Pemasukan yang cekak membuat toko sudah dua kali pindah. Riko berencana untuk pindah ketiga kalinya supaya dapat menekan pengeluaran. 

Ia bercerita, pernah menyewa kios di lantai 1. Biayanya per tahun mencapai  Rp100 juta, di luar uang listrik.

Lantaran penjualan mulai berkurang, ia memutuskan pindah ke lantai 2 dengan uang sewa Rp30 juta per tahun, di luar uang listrik.

Kini, dalam waktu dekat, Riko akan pindah lagi ke Pasar Lama yang terletak di belakang Pasar Central. Di sana, biaya sewa jauh lebih murah dibandingkan Pasar Central.

"Saya kan mau tetap jualan. Barang saya ada, enggak mungkin saya enggak jualan," katanya.

Tiap bulannya, Riko merogoh kocek Rp1,9 juta untuk biaya listrik. Itu pun hanya untuk penggunaan 4 lampu dan 1 kipas angin. 

“Ya, makanya biaya di sini besarlah. Makanya kita mau pindah, karena kita tak sanggup," keluh Riko.

Ia mengatakan, banyak orang yang datang ke Pasar Central hanya sekadar lewat. Tak banyak yang datang dengan tujuan membeli pakaian.

"Bukan orang yang belanja. Kalau ada pun, orang nya lebih banyak jalan-jalan saja," ungkap Riko.

UMKM Diminta Adaptif

Dinas Perindustrian Perdagangan, Energi dan Sumber Daya Mineral (DPPESDM) Provinsi Sumatra Utara meminta pelaku UMKM di Pasar Central Medan agar lebih adaptif mengikuti perkembangan.

"Sehingga produk yang mereka jual bisa masuk ke penjualan online dan offline," kata Analis Perdagangan Ahli Muda di DPPESDM Sumut, Iskandar Zulkarnaen saat dihubungi PARBOABOA.

Tidak hanya itu, Iskandar juga menyarankan UMKM bermitra dengan market place melalui sosialisasi atau pelatihan yang dilakukan DPPESDM Sumut, bekerja sama dengan pemerintah pusat dan pemerintah daerah.

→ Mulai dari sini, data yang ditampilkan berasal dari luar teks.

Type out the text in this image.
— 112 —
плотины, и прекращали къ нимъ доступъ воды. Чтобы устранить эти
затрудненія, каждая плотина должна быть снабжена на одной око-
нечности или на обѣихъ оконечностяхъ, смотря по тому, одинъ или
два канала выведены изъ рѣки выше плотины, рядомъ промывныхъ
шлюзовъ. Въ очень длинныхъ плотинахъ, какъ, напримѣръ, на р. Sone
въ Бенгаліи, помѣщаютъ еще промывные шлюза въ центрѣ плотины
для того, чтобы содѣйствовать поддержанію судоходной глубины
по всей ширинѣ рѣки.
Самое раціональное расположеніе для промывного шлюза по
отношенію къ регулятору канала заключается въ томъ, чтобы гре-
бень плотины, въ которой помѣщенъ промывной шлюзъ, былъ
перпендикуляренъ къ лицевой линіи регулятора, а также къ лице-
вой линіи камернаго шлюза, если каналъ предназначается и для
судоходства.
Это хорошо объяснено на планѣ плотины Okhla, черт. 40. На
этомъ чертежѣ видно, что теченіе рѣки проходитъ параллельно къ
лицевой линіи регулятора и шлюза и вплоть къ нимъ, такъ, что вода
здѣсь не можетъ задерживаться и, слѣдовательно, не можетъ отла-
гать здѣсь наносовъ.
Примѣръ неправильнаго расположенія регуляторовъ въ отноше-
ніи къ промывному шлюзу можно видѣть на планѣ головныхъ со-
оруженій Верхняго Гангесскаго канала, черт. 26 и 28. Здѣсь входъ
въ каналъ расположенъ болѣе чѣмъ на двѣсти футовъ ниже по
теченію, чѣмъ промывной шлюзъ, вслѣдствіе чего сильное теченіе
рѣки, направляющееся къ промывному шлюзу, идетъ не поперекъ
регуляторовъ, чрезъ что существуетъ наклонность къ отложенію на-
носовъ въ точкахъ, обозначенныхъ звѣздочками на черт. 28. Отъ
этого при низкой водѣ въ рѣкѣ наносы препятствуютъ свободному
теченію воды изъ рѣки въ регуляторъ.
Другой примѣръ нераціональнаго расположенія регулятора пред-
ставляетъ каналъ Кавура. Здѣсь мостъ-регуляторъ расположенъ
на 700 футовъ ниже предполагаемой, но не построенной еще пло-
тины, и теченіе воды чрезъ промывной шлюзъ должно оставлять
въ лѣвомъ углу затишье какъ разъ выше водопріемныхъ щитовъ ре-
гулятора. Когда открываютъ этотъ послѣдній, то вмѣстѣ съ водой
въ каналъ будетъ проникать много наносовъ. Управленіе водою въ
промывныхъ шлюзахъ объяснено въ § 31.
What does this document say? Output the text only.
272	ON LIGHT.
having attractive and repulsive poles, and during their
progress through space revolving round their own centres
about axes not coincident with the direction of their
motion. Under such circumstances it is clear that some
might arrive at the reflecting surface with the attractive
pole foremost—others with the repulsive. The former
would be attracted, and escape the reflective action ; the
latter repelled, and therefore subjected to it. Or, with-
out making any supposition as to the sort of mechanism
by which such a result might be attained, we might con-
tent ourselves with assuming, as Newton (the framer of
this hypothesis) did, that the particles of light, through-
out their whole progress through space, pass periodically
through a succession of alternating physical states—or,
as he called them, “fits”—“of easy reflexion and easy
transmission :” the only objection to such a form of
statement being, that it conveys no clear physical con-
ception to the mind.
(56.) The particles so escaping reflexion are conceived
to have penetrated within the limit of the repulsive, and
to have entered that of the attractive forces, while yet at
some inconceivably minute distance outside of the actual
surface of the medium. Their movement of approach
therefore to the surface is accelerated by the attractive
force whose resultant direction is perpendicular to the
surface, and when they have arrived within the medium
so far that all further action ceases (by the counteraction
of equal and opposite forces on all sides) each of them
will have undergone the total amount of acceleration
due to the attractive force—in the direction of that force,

Anggota Komisi III DPRD Kota Medan, Erwin Siahaan. (Foto: Dok DPRD Medan)

Sementara itu, Anggota Komisi III DPRD Kota Medan, Erwin Siahaan mengaku telah berulang kali menggelar rapat bersama PD Pasar. Salah satu agenda yang masuk pembahasan adalah strategi menghidupkan kembali Pasar Central.  

"Nah, yang perlu diperhatikan adalah penataannya, infrastrukturnya dan fasilitas kenyamanan dan keamanannya," jelasnya.

DPRD, lanjut Erwin, akan mendorong terobosan dari Dirut PD Pasar terhadap pengembangan Pasar Central Medan. Hanya saja, tidak adanya penyertaan modal dari APBD untuk PD Pasar jadi salah satu kendala yang menghambat ruang gerak. 

“Jadi mereka mengelola uang yang ada dulu. Nah, itu hambatan mereka," ungkap Erwin.

Dia juga meminta pemerintah kota memperkuat integrasi antara UMKM dengan teknologi. Misalnya, mendorong pelaku UMKM menggunakan digitalisasi baik itu dalam pemasaran, bertransaksi maupun laporan keuangan.

Apalagi pemanfaatan teknologi digital saat ini dapat membantu menaikkan kelas pelaku UMKM dalam memasarkan produk-produknya. Tidak hanya itu, DPRD juga mendorong Pemko Medan memikirkan cara agar UMKM bisa bekerja sama dengan industri. 

Erwin juga berharap Pasar Central bisa diperbaiki dan dijadikan sebagai salah satu pusat pariwisata di Kota Medan. 

PARBOABOA telah berupaya menghubungi dan menemui Direktur Utama Perusahaan Umum Daerah (PUD) Pasar Kota Medan. Namun hingga berita ini dibuat, belum ada jawaban dan konfirmasi dari yang bersangkutan.

Suasana lantai 1 pasar central Medan. (Foto: PARBOABOA/Susanna Hutapea)

Perlu Inovasi Selamatkan Pasar Tradisional

Minimnya minat masyarakat berbelanja di Pasar Central turut dikomentari Pengamat Ekonomi, Gunawan Benjamin. Ia menilai, perlu inovasi untuk menyelamatkan pasar tradisional di Sumatra Utara, termasuk Pasar Central Medan.

Menurutnya, Pasar Central butuh perubahan radikal, tidak hanya sebagai pusat perbelanjaan, tapi bisa ditambahkan unsur hiburan di dalamnya. 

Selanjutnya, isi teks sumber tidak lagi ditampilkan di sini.